I have a confession to make.
For a long time (like, years), I was bad at sharing my work. Really, really bad.
How bad? By the time I was sixteen, I had three (admittedly subpar) novels under my belt, and my darling mother, the all-star cheerleader who has always rooted for me and my writing, had read none of them. Zilch. Not a word.
That was also the year I decided to apply to the Iowa Young Writers’ Studio. (Side note: If you’re a high schooler, apply. Go. Have the time of your life.) The idea that qualified, scholarly, literary people would be reading my application story was nothing short of horrifying. I was so paralyzed I wondered if I should even bother applying. In the end, I did (this is the part where I give another plug to my mom—Thanks, Mom!), and despite my nerves, I was accepted. The program itself, however, involved even more of other people reading my work. Apparently, that’s how workshops go. I was embarrassed and anxious and scared.
What if all these people find out the truth? What if they learn I’m not some silver-tongued prodigy, but a simple teenage girl who learned to write by rereading Harry Potter until her eyes ached?

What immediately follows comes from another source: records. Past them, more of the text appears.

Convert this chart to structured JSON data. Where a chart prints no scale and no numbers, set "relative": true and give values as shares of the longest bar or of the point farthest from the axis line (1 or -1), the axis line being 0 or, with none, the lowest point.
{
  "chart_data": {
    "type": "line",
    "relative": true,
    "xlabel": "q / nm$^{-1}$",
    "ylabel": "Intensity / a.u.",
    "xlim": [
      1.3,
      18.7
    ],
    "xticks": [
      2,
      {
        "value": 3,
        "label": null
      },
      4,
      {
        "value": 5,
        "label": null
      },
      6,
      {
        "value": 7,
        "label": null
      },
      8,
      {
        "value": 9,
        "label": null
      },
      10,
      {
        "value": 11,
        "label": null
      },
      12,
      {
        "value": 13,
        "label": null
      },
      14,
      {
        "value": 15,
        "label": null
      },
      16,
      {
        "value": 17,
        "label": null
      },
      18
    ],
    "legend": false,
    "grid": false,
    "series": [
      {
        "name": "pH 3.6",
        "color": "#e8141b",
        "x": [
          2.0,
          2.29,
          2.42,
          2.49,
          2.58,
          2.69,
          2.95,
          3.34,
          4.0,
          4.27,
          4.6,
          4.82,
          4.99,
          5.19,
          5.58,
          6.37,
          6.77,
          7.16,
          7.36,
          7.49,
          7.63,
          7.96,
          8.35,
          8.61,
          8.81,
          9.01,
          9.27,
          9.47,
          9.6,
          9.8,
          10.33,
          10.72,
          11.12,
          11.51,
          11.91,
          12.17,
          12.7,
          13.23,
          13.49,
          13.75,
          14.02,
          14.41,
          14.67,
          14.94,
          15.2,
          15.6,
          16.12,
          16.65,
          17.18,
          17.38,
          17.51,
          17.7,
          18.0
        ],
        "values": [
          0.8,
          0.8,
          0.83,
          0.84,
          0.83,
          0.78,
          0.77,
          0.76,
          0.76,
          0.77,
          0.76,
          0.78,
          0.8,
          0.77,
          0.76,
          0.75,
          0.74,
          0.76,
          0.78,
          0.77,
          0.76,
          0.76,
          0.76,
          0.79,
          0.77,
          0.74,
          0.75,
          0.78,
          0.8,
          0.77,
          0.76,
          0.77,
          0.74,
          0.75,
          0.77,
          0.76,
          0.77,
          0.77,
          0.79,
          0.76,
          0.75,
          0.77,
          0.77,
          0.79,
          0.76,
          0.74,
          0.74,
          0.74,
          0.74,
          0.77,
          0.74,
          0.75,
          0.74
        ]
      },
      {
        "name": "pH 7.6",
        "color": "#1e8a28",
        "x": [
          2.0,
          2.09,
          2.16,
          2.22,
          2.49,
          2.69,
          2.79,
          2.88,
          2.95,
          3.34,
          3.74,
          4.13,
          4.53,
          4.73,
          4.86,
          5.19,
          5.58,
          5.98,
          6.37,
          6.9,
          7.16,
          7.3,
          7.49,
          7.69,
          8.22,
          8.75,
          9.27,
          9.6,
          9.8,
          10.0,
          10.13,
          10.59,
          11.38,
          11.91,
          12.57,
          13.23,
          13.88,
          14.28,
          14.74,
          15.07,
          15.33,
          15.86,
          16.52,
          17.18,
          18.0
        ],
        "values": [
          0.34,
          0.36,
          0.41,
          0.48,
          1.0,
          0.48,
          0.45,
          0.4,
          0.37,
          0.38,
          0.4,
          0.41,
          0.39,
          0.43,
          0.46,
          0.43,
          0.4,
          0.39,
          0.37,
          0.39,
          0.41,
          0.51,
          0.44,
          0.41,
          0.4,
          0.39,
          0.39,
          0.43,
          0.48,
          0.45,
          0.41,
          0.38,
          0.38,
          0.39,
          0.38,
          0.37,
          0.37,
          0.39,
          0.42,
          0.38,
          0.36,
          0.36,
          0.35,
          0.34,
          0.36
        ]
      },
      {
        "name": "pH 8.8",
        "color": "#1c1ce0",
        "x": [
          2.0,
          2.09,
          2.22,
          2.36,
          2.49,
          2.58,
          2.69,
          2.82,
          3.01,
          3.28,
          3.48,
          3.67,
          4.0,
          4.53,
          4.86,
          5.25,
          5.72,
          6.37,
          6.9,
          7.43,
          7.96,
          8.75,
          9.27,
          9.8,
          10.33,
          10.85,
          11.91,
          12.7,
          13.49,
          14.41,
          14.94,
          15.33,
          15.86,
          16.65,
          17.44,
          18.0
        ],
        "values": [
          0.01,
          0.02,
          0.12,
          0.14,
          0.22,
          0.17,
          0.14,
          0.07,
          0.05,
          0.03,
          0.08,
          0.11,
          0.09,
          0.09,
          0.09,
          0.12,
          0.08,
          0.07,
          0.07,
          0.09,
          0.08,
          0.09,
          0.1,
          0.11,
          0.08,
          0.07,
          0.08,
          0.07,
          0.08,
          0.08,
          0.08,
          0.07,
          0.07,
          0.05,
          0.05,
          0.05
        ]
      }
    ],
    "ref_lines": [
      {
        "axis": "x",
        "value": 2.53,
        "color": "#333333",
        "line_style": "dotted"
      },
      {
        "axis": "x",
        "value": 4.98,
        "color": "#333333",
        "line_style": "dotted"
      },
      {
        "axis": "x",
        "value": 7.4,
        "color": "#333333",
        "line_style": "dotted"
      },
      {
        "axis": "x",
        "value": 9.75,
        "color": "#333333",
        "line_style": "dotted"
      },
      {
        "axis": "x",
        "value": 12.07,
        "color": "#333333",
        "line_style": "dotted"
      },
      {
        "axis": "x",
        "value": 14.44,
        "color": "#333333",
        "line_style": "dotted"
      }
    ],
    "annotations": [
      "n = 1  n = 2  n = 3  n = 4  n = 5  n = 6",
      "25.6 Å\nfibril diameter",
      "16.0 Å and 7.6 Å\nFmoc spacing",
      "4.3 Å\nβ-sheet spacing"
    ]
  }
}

Shockingly, I was not attacked. I was not accosted for my self-proclaimed lack of skill. Somehow, magically, against all odds, the other people in my workshop were—gasp!—nice. They were also other teenagers. Some, granted, had more talent and experience than others, but we were all still learning. That’s why we were there. And they didn’t even begin to tear down my confidence. On the contrary, they helped build it up!

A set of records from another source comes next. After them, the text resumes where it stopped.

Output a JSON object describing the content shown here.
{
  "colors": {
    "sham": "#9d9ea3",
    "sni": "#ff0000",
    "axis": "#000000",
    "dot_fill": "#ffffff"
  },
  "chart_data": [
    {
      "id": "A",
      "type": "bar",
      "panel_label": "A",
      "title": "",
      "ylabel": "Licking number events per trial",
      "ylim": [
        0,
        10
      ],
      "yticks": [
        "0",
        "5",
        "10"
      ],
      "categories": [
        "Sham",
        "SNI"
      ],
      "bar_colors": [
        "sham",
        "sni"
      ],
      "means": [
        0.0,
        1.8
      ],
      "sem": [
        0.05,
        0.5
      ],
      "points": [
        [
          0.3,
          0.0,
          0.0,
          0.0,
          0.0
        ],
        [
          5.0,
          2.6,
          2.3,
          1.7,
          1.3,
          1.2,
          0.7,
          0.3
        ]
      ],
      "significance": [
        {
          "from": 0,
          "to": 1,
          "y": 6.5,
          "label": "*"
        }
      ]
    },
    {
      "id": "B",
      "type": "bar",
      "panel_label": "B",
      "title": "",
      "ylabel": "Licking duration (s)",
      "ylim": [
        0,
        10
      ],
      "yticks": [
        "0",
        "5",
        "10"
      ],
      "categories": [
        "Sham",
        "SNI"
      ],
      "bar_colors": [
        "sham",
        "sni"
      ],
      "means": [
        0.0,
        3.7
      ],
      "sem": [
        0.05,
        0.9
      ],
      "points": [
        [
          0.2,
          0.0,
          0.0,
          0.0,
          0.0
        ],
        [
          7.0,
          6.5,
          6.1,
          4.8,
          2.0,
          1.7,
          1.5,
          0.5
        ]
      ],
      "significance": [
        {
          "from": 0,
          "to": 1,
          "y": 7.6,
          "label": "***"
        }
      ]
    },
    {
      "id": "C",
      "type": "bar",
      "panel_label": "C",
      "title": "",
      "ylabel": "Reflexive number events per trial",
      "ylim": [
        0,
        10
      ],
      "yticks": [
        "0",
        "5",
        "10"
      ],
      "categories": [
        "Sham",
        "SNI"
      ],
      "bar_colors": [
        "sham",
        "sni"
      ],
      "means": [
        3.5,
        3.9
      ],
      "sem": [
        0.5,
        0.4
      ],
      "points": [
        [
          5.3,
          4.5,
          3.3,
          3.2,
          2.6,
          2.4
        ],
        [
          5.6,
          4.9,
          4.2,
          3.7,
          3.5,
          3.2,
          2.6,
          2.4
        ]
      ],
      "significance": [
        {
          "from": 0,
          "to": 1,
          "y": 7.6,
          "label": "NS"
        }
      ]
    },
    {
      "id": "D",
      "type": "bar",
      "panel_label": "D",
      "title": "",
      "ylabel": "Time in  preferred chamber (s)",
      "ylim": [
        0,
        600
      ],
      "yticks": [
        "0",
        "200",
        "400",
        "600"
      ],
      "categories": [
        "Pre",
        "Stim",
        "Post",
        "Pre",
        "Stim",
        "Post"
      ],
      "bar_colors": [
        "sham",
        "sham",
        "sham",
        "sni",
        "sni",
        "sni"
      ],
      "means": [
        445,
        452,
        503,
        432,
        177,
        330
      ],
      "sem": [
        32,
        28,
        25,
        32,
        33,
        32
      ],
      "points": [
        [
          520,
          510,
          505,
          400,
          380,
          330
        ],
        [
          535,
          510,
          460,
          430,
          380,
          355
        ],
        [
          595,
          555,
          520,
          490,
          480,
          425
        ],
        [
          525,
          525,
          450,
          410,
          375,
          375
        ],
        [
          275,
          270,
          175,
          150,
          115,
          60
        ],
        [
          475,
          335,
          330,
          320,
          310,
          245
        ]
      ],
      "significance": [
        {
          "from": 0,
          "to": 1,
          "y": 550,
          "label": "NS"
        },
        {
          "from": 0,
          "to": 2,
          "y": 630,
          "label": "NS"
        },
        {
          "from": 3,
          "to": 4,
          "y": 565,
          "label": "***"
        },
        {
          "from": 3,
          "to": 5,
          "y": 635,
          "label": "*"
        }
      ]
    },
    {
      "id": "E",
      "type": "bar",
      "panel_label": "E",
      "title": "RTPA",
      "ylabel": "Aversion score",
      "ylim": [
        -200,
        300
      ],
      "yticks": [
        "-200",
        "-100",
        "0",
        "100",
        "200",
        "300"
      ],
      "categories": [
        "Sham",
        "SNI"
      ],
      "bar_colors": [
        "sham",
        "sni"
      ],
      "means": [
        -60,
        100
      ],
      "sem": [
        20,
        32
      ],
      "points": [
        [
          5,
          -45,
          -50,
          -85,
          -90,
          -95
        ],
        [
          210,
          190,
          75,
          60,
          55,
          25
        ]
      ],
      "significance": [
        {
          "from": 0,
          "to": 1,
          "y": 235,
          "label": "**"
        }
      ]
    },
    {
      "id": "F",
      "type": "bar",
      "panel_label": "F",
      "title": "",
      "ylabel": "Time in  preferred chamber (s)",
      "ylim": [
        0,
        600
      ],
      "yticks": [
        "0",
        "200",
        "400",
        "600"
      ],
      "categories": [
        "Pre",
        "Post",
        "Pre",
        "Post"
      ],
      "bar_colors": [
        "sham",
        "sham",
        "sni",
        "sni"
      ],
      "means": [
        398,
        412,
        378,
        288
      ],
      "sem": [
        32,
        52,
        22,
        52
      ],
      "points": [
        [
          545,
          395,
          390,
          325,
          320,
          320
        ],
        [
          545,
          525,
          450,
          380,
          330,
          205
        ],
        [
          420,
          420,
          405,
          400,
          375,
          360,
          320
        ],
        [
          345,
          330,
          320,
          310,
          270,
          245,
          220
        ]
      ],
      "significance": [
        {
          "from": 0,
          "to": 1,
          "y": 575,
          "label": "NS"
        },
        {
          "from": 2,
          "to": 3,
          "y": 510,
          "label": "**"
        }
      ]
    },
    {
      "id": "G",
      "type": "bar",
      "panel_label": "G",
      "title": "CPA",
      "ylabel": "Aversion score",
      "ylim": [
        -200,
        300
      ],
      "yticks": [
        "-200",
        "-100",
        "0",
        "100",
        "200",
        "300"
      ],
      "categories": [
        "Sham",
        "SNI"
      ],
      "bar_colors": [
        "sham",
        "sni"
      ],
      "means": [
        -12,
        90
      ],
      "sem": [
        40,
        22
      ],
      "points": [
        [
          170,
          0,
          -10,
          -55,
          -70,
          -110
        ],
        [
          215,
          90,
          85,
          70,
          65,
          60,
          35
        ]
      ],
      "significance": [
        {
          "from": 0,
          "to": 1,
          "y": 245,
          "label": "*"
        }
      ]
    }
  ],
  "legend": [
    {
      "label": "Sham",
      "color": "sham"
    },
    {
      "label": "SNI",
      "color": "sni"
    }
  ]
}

After that point, I began to ease into the territory of sharing my work. I never minded posting things online, but I’d always struggled letting friends or family, people closer to me than the screen of a laptop, take a look at my stories. This is something that’s inherently easier for some of us than others. I was always an intensely private person, scared of getting hurt, scared of letting anyone get a peek into my subconscious. I was also terrified someone would read my writing and be so unimpressed that they dismissed my dreams of author-dom.
And it’s taken me a while to get to this conclusion, but it’s a lovely one to reach: It doesn’t matter what they think.

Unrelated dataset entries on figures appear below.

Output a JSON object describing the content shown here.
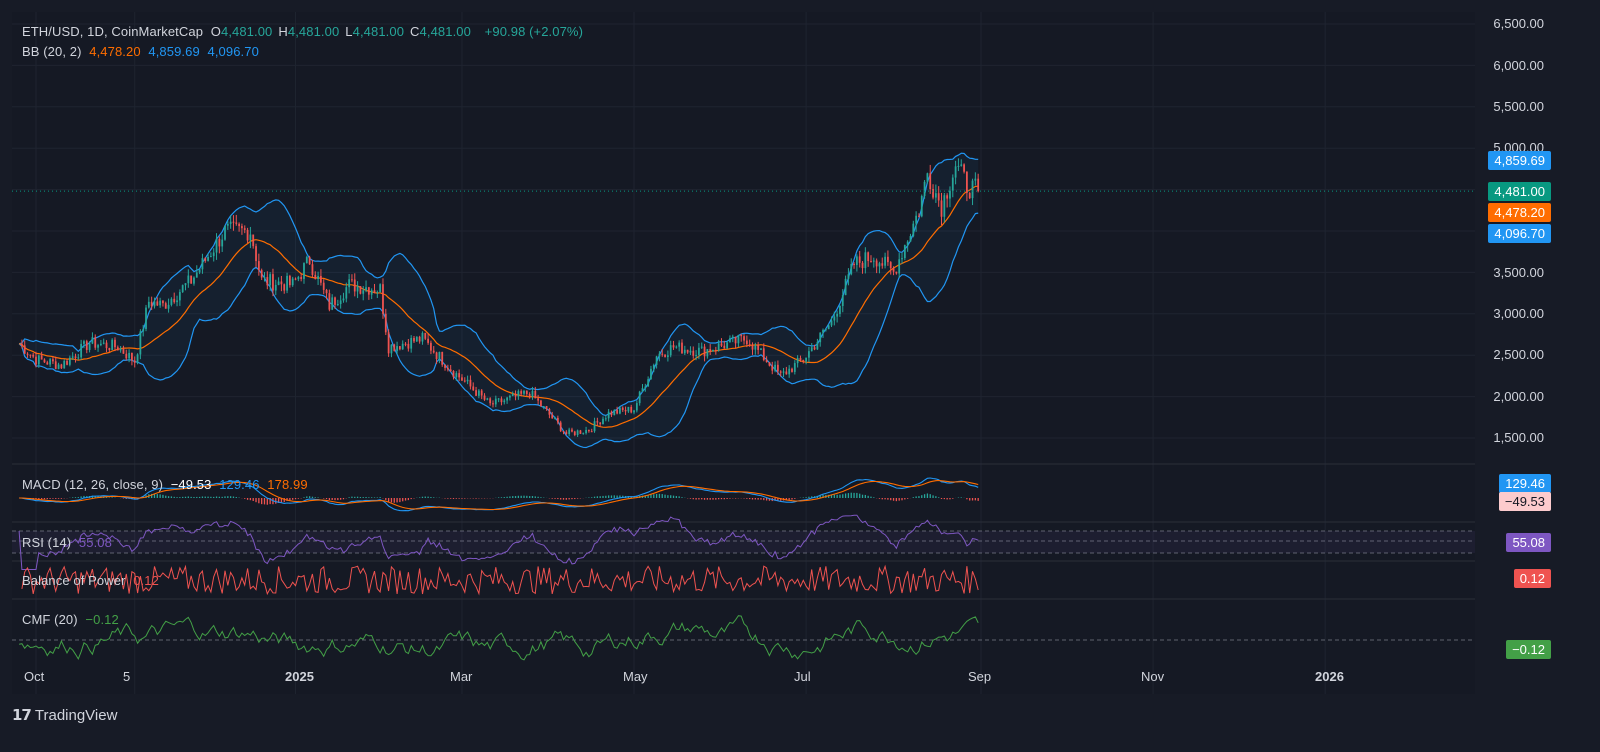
{
  "header": {
    "symbol": "ETH/USD, 1D, CoinMarketCap",
    "ohlc": [
      {
        "key": "O",
        "value": "4,481.00"
      },
      {
        "key": "H",
        "value": "4,481.00"
      },
      {
        "key": "L",
        "value": "4,481.00"
      },
      {
        "key": "C",
        "value": "4,481.00"
      }
    ],
    "change": "+90.98 (+2.07%)",
    "bb_label": "BB (20, 2)",
    "bb_basis": "4,478.20",
    "bb_upper": "4,859.69",
    "bb_lower": "4,096.70"
  },
  "colors": {
    "background": "#151924",
    "grid": "#1f2430",
    "up": "#26a69a",
    "down": "#ef5350",
    "bb_basis": "#ff6d00",
    "bb_band": "#2196f3",
    "rsi": "#7e57c2",
    "bop": "#ef5350",
    "cmf": "#43a047"
  },
  "price_axis": {
    "ticks": [
      "6,500.00",
      "6,000.00",
      "5,500.00",
      "5,000.00",
      "3,500.00",
      "3,000.00",
      "2,500.00",
      "2,000.00",
      "1,500.00"
    ],
    "badges": [
      {
        "value": "4,859.69",
        "color": "#2196f3"
      },
      {
        "value": "4,481.00",
        "color": "#089981"
      },
      {
        "value": "4,478.20",
        "color": "#ff6d00"
      },
      {
        "value": "4,096.70",
        "color": "#2196f3"
      }
    ]
  },
  "time_axis": {
    "labels": [
      {
        "text": "Oct",
        "bold": false
      },
      {
        "text": "5",
        "bold": false
      },
      {
        "text": "2025",
        "bold": true
      },
      {
        "text": "Mar",
        "bold": false
      },
      {
        "text": "May",
        "bold": false
      },
      {
        "text": "Jul",
        "bold": false
      },
      {
        "text": "Sep",
        "bold": false
      },
      {
        "text": "Nov",
        "bold": false
      },
      {
        "text": "2026",
        "bold": true
      }
    ]
  },
  "macd": {
    "label": "MACD (12, 26, close, 9)",
    "hist": "−49.53",
    "macd": "129.46",
    "signal": "178.99",
    "badge_macd": "129.46",
    "badge_hist": "−49.53"
  },
  "rsi": {
    "label": "RSI (14)",
    "value": "55.08",
    "badge": "55.08"
  },
  "bop": {
    "label": "Balance of Power",
    "value": "0.12",
    "badge": "0.12"
  },
  "cmf": {
    "label": "CMF (20)",
    "value": "−0.12",
    "badge": "−0.12"
  },
  "brand": {
    "name": "TradingView"
  },
  "chart_data": {
    "type": "candlestick",
    "title": "ETH/USD, 1D, CoinMarketCap",
    "y_range": [
      1300,
      6650
    ],
    "x_range": [
      "2024-09-25",
      "2026-03-01"
    ],
    "close_path": [
      [
        "2024-09-25",
        2640
      ],
      [
        "2024-10-01",
        2450
      ],
      [
        "2024-10-10",
        2380
      ],
      [
        "2024-10-20",
        2650
      ],
      [
        "2024-10-30",
        2600
      ],
      [
        "2024-11-05",
        2430
      ],
      [
        "2024-11-10",
        3150
      ],
      [
        "2024-11-15",
        3100
      ],
      [
        "2024-11-25",
        3400
      ],
      [
        "2024-12-01",
        3700
      ],
      [
        "2024-12-07",
        4000
      ],
      [
        "2024-12-16",
        4000
      ],
      [
        "2024-12-20",
        3400
      ],
      [
        "2024-12-31",
        3350
      ],
      [
        "2025-01-06",
        3650
      ],
      [
        "2025-01-13",
        3100
      ],
      [
        "2025-01-20",
        3350
      ],
      [
        "2025-01-31",
        3300
      ],
      [
        "2025-02-03",
        2600
      ],
      [
        "2025-02-15",
        2700
      ],
      [
        "2025-02-26",
        2300
      ],
      [
        "2025-03-03",
        2150
      ],
      [
        "2025-03-11",
        1900
      ],
      [
        "2025-03-25",
        2050
      ],
      [
        "2025-04-07",
        1550
      ],
      [
        "2025-04-15",
        1600
      ],
      [
        "2025-04-22",
        1800
      ],
      [
        "2025-05-01",
        1850
      ],
      [
        "2025-05-09",
        2500
      ],
      [
        "2025-05-15",
        2600
      ],
      [
        "2025-05-25",
        2550
      ],
      [
        "2025-06-10",
        2700
      ],
      [
        "2025-06-22",
        2250
      ],
      [
        "2025-06-30",
        2450
      ],
      [
        "2025-07-10",
        2900
      ],
      [
        "2025-07-18",
        3600
      ],
      [
        "2025-07-25",
        3700
      ],
      [
        "2025-08-01",
        3500
      ],
      [
        "2025-08-10",
        4250
      ],
      [
        "2025-08-13",
        4700
      ],
      [
        "2025-08-18",
        4300
      ],
      [
        "2025-08-23",
        4800
      ],
      [
        "2025-08-27",
        4550
      ],
      [
        "2025-08-31",
        4481
      ]
    ],
    "bollinger": {
      "period": 20,
      "mult": 2,
      "basis": 4478.2,
      "upper": 4859.69,
      "lower": 4096.7
    },
    "last": {
      "open": 4481.0,
      "high": 4481.0,
      "low": 4481.0,
      "close": 4481.0,
      "change": 90.98,
      "change_pct": 2.07
    },
    "indicators": {
      "macd": {
        "macd": 129.46,
        "signal": 178.99,
        "histogram": -49.53
      },
      "rsi": 55.08,
      "balance_of_power": 0.12,
      "cmf": -0.12
    }
  }
}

Sure, it would be nice if everyone liked your work. But that’s simply not going to happen.
Sure, it would be easier to keep your stories hidden away in a secret file folder on your computer, like I did all through high school. But how does one become a published author with that attitude?
It’s scary letting someone else see that much of you. A whole book’s worth of your thoughts and characters. Sometimes, the reactions you get won’t be particularly fun ones. Some people just won’t like what you wrote. Other people might thank you for writing them in as the handsome, charismatic love interest, and say it with a completely straight face.
But then there are the people who are going to love it. And yes, there will be people who love what you’re writing. And they will get so excited about your story. They will get so excited about the fact that all of this came out of your imagination. They will work with you to chisel your story into something beautiful and polished, and shine it until it’s the best it can be.
I want to give a virtual hug to all those people.
Thank you for making it that much easier to share my work.